Lui, tendu à l’extrême par la peur de la prison – qui entraînerait la perte de son travail et sans doute la déchéance – et elle, frêle mais arc-boutée sur son droit à ne pas être transformée en simple objet sexuel.
Les deux acteurs livrent une interprétation magnifique et font des personnages les archétypes du “violeur“ et de la “victime“.
Le texte de Jean-Benoît Patricot illustre magnifiquement cet affrontement à huis clos. Les arguments se heurtent, s’essoufflent et vacillent comme le point de vue des spectateurs. Sous quel angle considérer ce drame ? Celui de la loi, de la morale, de la psychologie, de la linguistique ? Il est difficile de trouver la pierre angulaire du raisonnement. Mais l’auteur restitue le handicap de la victime avec les mots justes de l’empathie.
Le viol est un crime. Là où le violeur ne voit qu’un « acte d’amour entre deux personnes libres et consentantes » (puisqu’elle n’a jamais dit « non »), elle évoque un acte impardonnable, pour lequel il doit payer pour être absout. Sans manichéisme, grâce à une mise en scène dépourvue de tout artifice, une œuvre de fiction parvient une fois de plus à restituer la complexité de ce « fait divers » beaucoup plus justement que n’importe quel article ou plaidoirie.
Quelques réserves
Aucun, seule l‘heure (18h30) demeure un handicap, mas la programmation du théâtre du Rond-Point est tellement riche.
Encore un mot...
En 2001, Libération publie un article sur le viol collectif d’un groupe de pompiers sur une jeune femme handicapée. Jean-Benoît Patricot s’est inspiré de ce fait divers pour en tirer un récit à deux voix où les discours s’opposent, soulevant la question des responsabilités individuelles et collectives.
Une phrase
L’homme : « Pourquoi tu t’es mise à parler à tous ces gens ? Sans limite. Comme on dégueule. Avant, tu ne l’ouvrais pas, et c’est parce que tu ne disais rien que tout est arrivé. Si, une seule fois, tu avais dit non, on n’en serait pas là. »
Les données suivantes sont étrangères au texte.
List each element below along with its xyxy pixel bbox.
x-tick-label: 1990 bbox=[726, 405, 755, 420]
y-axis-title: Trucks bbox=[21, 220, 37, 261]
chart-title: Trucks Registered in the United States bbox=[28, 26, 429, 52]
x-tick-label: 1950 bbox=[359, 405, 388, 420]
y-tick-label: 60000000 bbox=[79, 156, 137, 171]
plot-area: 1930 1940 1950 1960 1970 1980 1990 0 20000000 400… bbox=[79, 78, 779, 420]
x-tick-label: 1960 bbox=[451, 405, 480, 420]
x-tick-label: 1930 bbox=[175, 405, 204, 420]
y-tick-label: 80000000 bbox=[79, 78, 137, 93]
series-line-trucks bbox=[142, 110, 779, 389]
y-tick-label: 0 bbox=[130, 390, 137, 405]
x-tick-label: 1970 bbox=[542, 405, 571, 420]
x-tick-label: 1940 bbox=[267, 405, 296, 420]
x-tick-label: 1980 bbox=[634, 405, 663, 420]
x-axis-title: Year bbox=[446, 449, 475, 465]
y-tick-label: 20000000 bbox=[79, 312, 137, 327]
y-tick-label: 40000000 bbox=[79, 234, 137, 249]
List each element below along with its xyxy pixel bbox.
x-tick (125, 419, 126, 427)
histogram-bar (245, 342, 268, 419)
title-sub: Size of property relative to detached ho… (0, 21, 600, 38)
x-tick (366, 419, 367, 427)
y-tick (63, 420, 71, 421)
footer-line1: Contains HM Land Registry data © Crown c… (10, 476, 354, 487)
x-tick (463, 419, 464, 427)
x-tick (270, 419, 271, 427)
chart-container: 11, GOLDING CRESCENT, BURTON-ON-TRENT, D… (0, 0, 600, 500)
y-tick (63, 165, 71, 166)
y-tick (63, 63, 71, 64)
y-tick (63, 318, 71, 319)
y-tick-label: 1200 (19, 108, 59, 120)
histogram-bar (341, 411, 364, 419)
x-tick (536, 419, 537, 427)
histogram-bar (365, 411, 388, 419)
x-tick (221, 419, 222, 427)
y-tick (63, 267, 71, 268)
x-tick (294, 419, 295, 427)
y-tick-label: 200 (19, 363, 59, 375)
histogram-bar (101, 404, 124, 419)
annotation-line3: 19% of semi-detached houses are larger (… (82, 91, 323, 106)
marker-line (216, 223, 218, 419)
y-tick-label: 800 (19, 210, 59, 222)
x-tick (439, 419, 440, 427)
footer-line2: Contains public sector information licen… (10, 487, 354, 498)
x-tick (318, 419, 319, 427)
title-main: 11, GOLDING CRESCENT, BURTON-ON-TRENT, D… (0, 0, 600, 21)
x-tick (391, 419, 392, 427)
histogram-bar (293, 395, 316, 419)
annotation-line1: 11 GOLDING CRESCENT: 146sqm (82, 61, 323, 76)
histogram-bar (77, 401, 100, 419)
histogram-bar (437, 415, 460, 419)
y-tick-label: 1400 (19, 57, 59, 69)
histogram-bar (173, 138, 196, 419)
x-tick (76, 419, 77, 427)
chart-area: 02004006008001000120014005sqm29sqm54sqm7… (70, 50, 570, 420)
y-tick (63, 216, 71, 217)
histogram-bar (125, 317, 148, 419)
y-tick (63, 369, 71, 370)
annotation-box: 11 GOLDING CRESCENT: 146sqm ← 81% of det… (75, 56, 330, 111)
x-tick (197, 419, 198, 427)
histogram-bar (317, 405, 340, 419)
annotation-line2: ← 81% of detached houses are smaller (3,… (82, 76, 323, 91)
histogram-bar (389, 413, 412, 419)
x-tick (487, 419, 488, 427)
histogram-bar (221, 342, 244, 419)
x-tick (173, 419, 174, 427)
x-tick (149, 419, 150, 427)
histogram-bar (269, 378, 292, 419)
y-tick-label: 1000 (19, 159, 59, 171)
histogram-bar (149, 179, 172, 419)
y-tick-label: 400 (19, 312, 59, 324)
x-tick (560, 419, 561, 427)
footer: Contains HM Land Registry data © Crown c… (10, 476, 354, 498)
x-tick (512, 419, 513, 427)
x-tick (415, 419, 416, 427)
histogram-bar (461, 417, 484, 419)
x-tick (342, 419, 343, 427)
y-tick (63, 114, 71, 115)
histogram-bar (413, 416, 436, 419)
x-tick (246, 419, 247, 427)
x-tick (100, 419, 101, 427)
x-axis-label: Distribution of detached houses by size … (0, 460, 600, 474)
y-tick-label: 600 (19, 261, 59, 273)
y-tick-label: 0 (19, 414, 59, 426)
La femme : « ils disent que je suis limitée. Ils disent : “c’est une fille limitée“. Ils se croient infinis alors ? Est-ce que dans leur tête à eux il y a de grandes prairies et moi, moi je suis comme une chèvre attachée à un piquet, une chèvre qui ne va pas plus loin que son bout de ficelle et eux ils croient qu’ils courent, qu’ils galopent jusqu’à tout là-bas ? »
L'auteur
Jean-Benoît Patricot est docteur en pharmacie, romancier, auteur de scénarios et de fictions radiophoniques.
Encore lycéen, il avait envoyé un scénario à François Truffaut qui lui avait répondu « gardez-le, conservez-le, il le mérite ».